AI systems attempt to navigate and extract information directly from videos as efficiently as possible, which means structure and accessibility are paramount.

“The crawler scans through the text data [titles, descriptions, and tags] first to create a shortlist. Then, it ‘listens’ to the videos on that shortlist to verify context before deciding what gets pulled into search results,” said Jodie.

When a crawler “listens” to a video, it, of course, isn’t really listening to it but interpreting its content based on a few core levers that uploaders have complete control over.

Timestamps

Once crawlers have that shortlist, they dig deeper into each video to choose the most suitable option. This is where elements like timestamps and captions come into play.

“LLM crawlers will know where to go immediately,” said Jodie.

Timestamps help AI systems — mostly Google’s crawlers — identify where specific topics are discussed within a video. They act like chapters, each of which can be independently cited within AIOs. That means one longer, appropriately timestamped video can receive multiple unique AI citations. In fact, timestamped videos commonly receive 2-5 citations, according to Otterly.ai’s study.

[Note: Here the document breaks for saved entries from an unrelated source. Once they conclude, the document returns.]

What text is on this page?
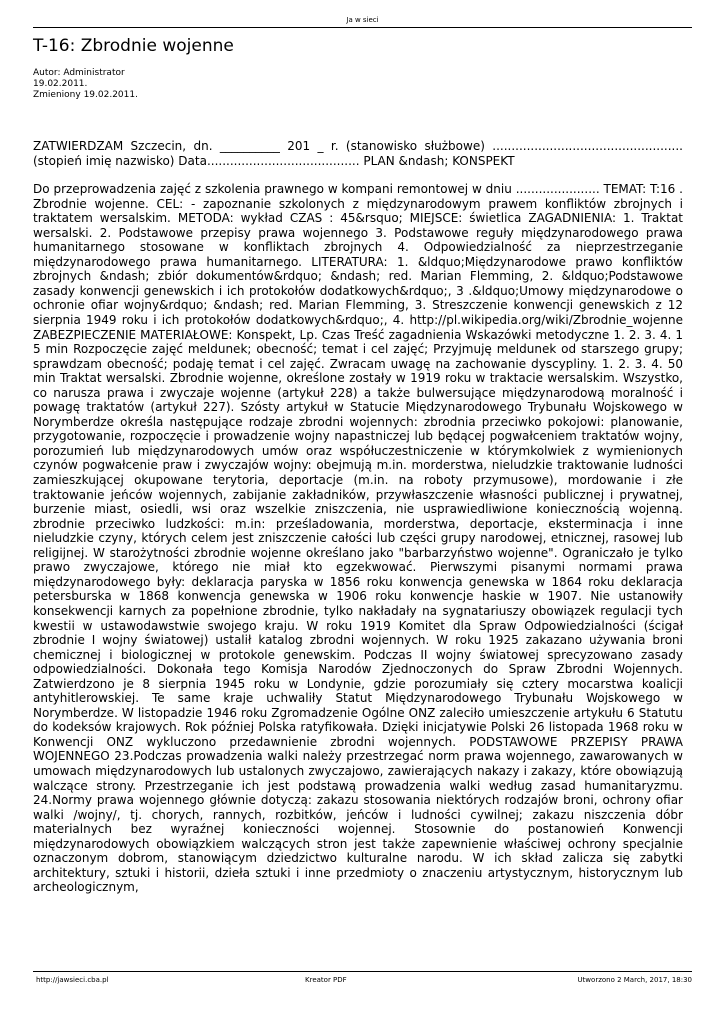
Ja w sieci
T-16: Zbrodnie wojenne
Autor: Administrator
19.02.2011.
Zmieniony 19.02.2011.

ZATWIERDZAM Szczecin, dn. __________ 201 _ r. (stanowisko służbowe) .................................................. (stopień imię nazwisko) Data........................................ PLAN &ndash; KONSPEKT

Do przeprowadzenia zajęć z szkolenia prawnego w kompani remontowej w dniu ...................... TEMAT: T:16 . Zbrodnie wojenne. CEL: - zapoznanie szkolonych z międzynarodowym prawem konfliktów zbrojnych i traktatem wersalskim. METODA: wykład CZAS : 45&rsquo; MIEJSCE: świetlica ZAGADNIENIA: 1. Traktat wersalski. 2. Podstawowe przepisy prawa wojennego 3. Podstawowe reguły międzynarodowego prawa humanitarnego stosowane w konfliktach zbrojnych 4. Odpowiedzialność za nieprzestrzeganie międzynarodowego prawa humanitarnego. LITERATURA: 1. &ldquo;Międzynarodowe prawo konfliktów zbrojnych &ndash; zbiór dokumentów&rdquo; &ndash; red. Marian Flemming, 2. &ldquo;Podstawowe zasady konwencji genewskich i ich protokołów dodatkowych&rdquo;, 3 .&ldquo;Umowy międzynarodowe o ochronie ofiar wojny&rdquo; &ndash; red. Marian Flemming, 3. Streszczenie konwencji genewskich z 12 sierpnia 1949 roku i ich protokołów dodatkowych&rdquo;, 4. http://pl.wikipedia.org/wiki/Zbrodnie_wojenne ZABEZPIECZENIE MATERIAŁOWE: Konspekt, Lp. Czas Treść zagadnienia Wskazówki metodyczne 1. 2. 3. 4. 1 5 min Rozpoczęcie zajęć meldunek; obecność; temat i cel zajęć; Przyjmuję meldunek od starszego grupy; sprawdzam obecność; podaję temat i cel zajęć. Zwracam uwagę na zachowanie dyscypliny. 1. 2. 3. 4. 50 min Traktat wersalski. Zbrodnie wojenne, określone zostały w 1919 roku w traktacie wersalskim. Wszystko, co narusza prawa i zwyczaje wojenne (artykuł 228) a także bulwersujące międzynarodową moralność i powagę traktatów (artykuł 227). Szósty artykuł w Statucie Międzynarodowego Trybunału Wojskowego w Norymberdze określa następujące rodzaje zbrodni wojennych: zbrodnia przeciwko pokojowi: planowanie, przygotowanie, rozpoczęcie i prowadzenie wojny napastniczej lub będącej pogwałceniem traktatów wojny, porozumień lub międzynarodowych umów oraz współuczestniczenie w którymkolwiek z wymienionych czynów pogwałcenie praw i zwyczajów wojny: obejmują m.in. morderstwa, nieludzkie traktowanie ludności zamieszkującej okupowane terytoria, deportacje (m.in. na roboty przymusowe), mordowanie i złe traktowanie jeńców wojennych, zabijanie zakładników, przywłaszczenie własności publicznej i prywatnej, burzenie miast, osiedli, wsi oraz wszelkie zniszczenia, nie usprawiedliwione koniecznością wojenną. zbrodnie przeciwko ludzkości: m.in: prześladowania, morderstwa, deportacje, eksterminacja i inne nieludzkie czyny, których celem jest zniszczenie całości lub części grupy narodowej, etnicznej, rasowej lub religijnej. W starożytności zbrodnie wojenne określano jako "barbarzyństwo wojenne". Ograniczało je tylko prawo zwyczajowe, którego nie miał kto egzekwować. Pierwszymi pisanymi normami prawa międzynarodowego były: deklaracja paryska w 1856 roku konwencja genewska w 1864 roku deklaracja petersburska w 1868 konwencja genewska w 1906 roku konwencje haskie w 1907. Nie ustanowiły konsekwencji karnych za popełnione zbrodnie, tylko nakładały na sygnatariuszy obowiązek regulacji tych kwestii w ustawodawstwie swojego kraju. W roku 1919 Komitet dla Spraw Odpowiedzialności (ścigał zbrodnie I wojny światowej) ustalił katalog zbrodni wojennych. W roku 1925 zakazano używania broni chemicznej i biologicznej w protokole genewskim. Podczas II wojny światowej sprecyzowano zasady odpowiedzialności. Dokonała tego Komisja Narodów Zjednoczonych do Spraw Zbrodni Wojennych. Zatwierdzono je 8 sierpnia 1945 roku w Londynie, gdzie porozumiały się cztery mocarstwa koalicji antyhitlerowskiej. Te same kraje uchwaliły Statut Międzynarodowego Trybunału Wojskowego w Norymberdze. W listopadzie 1946 roku Zgromadzenie Ogólne ONZ zaleciło umieszczenie artykułu 6 Statutu do kodeksów krajowych. Rok później Polska ratyfikowała. Dzięki inicjatywie Polski 26 listopada 1968 roku w Konwencji ONZ wykluczono przedawnienie zbrodni wojennych. PODSTAWOWE PRZEPISY PRAWA WOJENNEGO 23.Podczas prowadzenia walki należy przestrzegać norm prawa wojennego, zawarowanych w umowach międzynarodowych lub ustalonych zwyczajowo, zawierających nakazy i zakazy, które obowiązują walczące strony. Przestrzeganie ich jest podstawą prowadzenia walki według zasad humanitaryzmu. 24.Normy prawa wojennego głównie dotyczą: zakazu stosowania niektórych rodzajów broni, ochrony ofiar walki /wojny/, tj. chorych, rannych, rozbitków, jeńców i ludności cywilnej; zakazu niszczenia dóbr materialnych bez wyraźnej konieczności wojennej. Stosownie do postanowień Konwencji międzynarodowych obowiązkiem walczących stron jest także zapewnienie właściwej ochrony specjalnie oznaczonym dobrom, stanowiącym dziedzictwo kulturalne narodu. W ich skład zalicza się zabytki architektury, sztuki i historii, dzieła sztuki i inne przedmioty o znaczeniu artystycznym, historycznym lub archeologicznym,

http://jawsieci.cba.pl	Kreator PDF	Utworzono 2 March, 2017, 18:30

This navigational tool, originally designed for human viewers, has become an important element in optimizing for AI search, too. They effectively reduce the need for AI systems to “deep dive” through entire videos to locate relevant information when judging content’s suitability for an AIO.

Subtitles & Transcripts

For similar reasons, video subtitles and transcripts are becoming more vital for AI visibility. Jodie cautions against relying entirely on auto-generated captions, however, as they’re often messy, too literal or entirely incorrect and therefore difficult for AI systems to interpret effectively.

“Having a cleaned-up, clearly structured transcript is going to be very valuable for LLM crawlers in particular,” she said. That means generating transcripts outside of YouTube or writing them manually, and always having a human check them over for accuracy.

Addressing the Target Query

It’s no surprise that AI systems value clear and direct answers to user questions. That’s true of written content, and is becoming increasingly important for video content too, if you hope to get cited in an AIO. Typically, videos should aim to get to the point quickly — within the first 30 seconds, advised Jodie. Videos that directly address queries (and quickly) align with how AI-driven search systems surface content.

Videos optimized for AI visibility are not just visually engaging; they’re structured, navigable and easy for machines to interpret. That means using accurate and descriptive metadata — from descriptions to transcripts — and being mindful of the query the video is designed to target, addressing it quickly or otherwise having organized and accurate timestamps to guide crawlers.

The Future of GEO Is Multimodal

Marketers, writers, SEOs and strategists are no strangers to multimodal content. But much of the history of the content industry has seen us use things like graphics and videos as supporting content for largely website- and therefore text-based optimization strategies. That’s changing.

AI systems are beginning to pull information from multiple content formats — like organic discussions on Reddit and YouTube videos — to generate answers and provide users with more context for their long-tail, more conversational queries.

That means YouTube is no longer just a branding or engagement channel for B2B and B2C businesses. It’s effectively becoming a searchable knowledge base for AI systems. Brands that invest in educational, well-structured and easily navigable video content now will be better positioned to improve visibility across AI-powered discovery experiences.